I wondered if the mansion in the background was meant to represent Pemberly, the home of Mr. Darcy in Pride and Prejudice. But then, Pemberly was a fictional creation. Instead, it appears the mansion pictured is Godmersham Park. Jane’s brother was adopted by a wealthy family and eventually inherited the mansion and property. Jane and her family spent a lot of time there–welcomed as poor but genteel relations, I gather.

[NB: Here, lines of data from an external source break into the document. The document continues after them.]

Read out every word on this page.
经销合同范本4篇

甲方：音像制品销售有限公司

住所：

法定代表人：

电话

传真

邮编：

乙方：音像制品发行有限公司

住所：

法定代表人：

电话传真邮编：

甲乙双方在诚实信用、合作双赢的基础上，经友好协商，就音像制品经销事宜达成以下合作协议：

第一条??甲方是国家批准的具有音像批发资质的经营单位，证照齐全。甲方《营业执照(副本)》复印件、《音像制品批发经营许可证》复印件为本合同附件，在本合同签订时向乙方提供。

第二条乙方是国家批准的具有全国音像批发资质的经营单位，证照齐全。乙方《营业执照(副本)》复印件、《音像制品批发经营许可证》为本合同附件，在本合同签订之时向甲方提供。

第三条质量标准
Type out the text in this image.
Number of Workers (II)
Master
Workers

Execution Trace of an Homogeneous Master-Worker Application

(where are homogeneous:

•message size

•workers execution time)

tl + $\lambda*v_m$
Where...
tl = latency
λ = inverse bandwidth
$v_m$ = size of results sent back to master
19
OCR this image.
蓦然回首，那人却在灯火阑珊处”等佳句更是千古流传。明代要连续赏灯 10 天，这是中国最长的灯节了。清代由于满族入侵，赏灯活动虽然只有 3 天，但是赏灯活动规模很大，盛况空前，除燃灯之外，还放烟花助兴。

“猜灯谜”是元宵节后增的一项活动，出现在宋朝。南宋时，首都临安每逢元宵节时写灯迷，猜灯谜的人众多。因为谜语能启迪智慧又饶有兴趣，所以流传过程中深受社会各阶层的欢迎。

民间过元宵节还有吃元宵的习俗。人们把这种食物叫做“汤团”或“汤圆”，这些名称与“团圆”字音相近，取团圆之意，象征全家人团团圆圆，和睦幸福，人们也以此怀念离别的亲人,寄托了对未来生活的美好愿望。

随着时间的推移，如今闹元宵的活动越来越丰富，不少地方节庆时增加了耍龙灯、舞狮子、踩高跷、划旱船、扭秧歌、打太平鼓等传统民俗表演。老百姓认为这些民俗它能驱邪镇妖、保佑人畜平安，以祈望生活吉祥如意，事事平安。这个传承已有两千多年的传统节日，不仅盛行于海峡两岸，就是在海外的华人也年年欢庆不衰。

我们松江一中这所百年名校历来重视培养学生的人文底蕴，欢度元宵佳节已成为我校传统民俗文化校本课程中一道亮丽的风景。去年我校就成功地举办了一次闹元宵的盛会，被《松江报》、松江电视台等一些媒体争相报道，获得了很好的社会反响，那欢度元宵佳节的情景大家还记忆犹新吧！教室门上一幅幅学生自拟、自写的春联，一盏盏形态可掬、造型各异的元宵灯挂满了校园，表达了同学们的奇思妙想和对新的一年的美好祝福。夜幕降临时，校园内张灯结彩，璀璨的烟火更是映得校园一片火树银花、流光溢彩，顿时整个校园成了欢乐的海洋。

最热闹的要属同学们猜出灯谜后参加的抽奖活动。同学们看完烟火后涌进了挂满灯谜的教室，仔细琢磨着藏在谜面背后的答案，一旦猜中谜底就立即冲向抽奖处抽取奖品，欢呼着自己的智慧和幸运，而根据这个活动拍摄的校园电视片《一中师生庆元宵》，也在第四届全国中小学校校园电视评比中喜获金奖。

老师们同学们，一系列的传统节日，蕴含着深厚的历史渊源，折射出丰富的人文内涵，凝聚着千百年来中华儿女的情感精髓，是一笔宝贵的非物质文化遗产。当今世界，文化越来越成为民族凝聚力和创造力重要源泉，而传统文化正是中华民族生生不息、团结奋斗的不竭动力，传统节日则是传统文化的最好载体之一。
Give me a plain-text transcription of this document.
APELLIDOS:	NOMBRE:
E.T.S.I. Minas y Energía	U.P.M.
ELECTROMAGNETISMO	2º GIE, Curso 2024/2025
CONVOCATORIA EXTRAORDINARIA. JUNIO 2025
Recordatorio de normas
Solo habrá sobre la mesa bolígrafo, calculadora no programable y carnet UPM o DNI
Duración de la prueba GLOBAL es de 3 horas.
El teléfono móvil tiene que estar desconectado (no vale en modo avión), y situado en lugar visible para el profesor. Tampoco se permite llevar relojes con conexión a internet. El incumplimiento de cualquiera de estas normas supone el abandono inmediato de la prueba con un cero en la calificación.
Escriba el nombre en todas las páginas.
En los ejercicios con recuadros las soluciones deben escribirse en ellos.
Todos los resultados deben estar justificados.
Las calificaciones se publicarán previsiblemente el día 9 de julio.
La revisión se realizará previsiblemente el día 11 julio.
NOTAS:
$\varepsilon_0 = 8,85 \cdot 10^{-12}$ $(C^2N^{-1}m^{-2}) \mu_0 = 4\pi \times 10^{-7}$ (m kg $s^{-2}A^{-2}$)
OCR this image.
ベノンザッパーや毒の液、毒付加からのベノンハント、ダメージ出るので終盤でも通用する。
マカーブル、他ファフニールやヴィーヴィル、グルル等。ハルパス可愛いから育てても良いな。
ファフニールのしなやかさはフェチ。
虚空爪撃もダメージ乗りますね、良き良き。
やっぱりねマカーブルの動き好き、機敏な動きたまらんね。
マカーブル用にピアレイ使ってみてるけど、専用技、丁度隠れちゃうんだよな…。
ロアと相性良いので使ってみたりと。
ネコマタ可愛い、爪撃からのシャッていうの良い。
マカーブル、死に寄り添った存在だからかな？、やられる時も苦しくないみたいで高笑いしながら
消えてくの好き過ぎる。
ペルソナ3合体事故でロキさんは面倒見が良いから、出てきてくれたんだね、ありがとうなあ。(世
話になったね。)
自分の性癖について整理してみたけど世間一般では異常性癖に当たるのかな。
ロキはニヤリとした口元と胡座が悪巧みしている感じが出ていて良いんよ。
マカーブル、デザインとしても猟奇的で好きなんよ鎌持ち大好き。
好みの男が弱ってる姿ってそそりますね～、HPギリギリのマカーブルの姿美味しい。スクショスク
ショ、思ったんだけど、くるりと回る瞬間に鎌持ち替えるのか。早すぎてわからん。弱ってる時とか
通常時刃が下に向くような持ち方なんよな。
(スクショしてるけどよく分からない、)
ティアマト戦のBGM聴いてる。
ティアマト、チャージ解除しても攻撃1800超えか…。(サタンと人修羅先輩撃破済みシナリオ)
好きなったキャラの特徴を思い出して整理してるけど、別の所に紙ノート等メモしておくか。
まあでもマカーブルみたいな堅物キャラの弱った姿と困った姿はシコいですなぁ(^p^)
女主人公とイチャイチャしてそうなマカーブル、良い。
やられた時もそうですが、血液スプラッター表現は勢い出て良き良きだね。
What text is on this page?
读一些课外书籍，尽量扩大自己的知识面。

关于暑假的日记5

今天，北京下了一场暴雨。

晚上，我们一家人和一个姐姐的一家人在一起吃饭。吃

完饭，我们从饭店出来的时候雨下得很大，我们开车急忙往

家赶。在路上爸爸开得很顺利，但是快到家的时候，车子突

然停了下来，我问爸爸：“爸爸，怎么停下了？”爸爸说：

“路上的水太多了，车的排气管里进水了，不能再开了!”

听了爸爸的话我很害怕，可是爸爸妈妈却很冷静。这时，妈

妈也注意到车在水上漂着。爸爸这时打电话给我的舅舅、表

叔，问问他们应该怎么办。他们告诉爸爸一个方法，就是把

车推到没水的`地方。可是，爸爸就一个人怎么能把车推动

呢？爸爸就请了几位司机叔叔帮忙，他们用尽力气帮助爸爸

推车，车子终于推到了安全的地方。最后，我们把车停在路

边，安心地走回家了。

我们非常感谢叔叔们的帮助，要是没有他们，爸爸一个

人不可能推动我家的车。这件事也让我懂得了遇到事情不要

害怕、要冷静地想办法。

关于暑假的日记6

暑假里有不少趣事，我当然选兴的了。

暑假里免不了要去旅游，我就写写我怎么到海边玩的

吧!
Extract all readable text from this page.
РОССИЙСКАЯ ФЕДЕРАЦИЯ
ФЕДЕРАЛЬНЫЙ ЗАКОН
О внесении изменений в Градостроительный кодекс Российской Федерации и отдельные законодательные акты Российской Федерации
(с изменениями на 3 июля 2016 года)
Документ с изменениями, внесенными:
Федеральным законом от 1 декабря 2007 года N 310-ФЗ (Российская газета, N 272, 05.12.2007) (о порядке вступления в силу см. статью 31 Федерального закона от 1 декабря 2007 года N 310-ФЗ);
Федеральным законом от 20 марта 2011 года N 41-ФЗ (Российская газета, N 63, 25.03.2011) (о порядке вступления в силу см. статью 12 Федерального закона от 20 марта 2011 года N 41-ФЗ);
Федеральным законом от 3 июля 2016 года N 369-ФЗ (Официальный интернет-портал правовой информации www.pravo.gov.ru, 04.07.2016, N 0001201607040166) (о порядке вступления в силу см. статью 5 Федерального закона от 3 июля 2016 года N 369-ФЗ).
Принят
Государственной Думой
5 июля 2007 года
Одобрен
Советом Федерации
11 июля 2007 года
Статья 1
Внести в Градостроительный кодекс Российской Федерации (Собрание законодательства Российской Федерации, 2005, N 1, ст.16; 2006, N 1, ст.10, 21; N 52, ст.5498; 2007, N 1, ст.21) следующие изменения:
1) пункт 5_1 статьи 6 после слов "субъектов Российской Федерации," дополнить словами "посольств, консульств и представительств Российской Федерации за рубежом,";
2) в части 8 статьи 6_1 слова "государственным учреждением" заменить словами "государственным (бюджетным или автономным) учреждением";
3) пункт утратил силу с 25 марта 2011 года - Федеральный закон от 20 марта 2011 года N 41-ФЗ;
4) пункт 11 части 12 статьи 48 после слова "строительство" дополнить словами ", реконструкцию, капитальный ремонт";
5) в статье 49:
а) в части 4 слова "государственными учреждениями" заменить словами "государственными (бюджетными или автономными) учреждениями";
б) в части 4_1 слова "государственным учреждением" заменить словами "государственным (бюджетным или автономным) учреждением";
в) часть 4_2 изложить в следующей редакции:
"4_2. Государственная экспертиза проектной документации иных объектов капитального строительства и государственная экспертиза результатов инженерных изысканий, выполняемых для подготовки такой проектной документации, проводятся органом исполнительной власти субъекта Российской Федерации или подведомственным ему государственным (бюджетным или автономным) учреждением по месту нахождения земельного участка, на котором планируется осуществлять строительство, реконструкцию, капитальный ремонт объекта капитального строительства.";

The planned quote below Jane’s portrait is “I declare after all there is no enjoyment like reading!” Some people object because the line is spoken by a decidedly mercenary character, Caroline Bingley. In The New York Times article I cited in my last post, “Jane Austen, Wallet-Sized,” there’s a suggestion for a different quote. John Mullan, a professor at University College London, proposed another line from Pride and Prejudice. His suggestion comes from the middle of the novel, when Elizabeth Bennet is invited on a road trip with her aunt and uncle. The dastardly Mr. WIckham has just deserted Elizabeth for a certain very rich Miss King. On a three-week trip, they hope to travel as far as the Lakes. Elizabeth was not in love with Wickham, but still she welcomes the diversion. She exclaims, “What are men to rocks and mountains?”
Then as now, getting to the Lake District in northern England takes some doing. As it happens in the story, Elizabeth’s aunt and uncle have to cut their trip short because of business–they are in a class that works for a living. So instead of going to the Lakes, they can go only as far as Derbyshire. “Elizabeth was excessively disappointed; she had set her heart on seeing the Lakes…But it was her business to be satisfied–and certainly her temper to be happy; and all was soon right again.” Every reader of the novel knows that the shortened trip put Elizabeth Bennet at Pemberly at the same time Mr. Darcy happened to be there, sealing her fate and his.
Her biographers agree that Jane Austen herself was traveling in Derbyshire at the time she was writing the novel. I can only imagine that she was as agreeable and happy a travel companion as her beloved heroine, Elizabeth Bennet.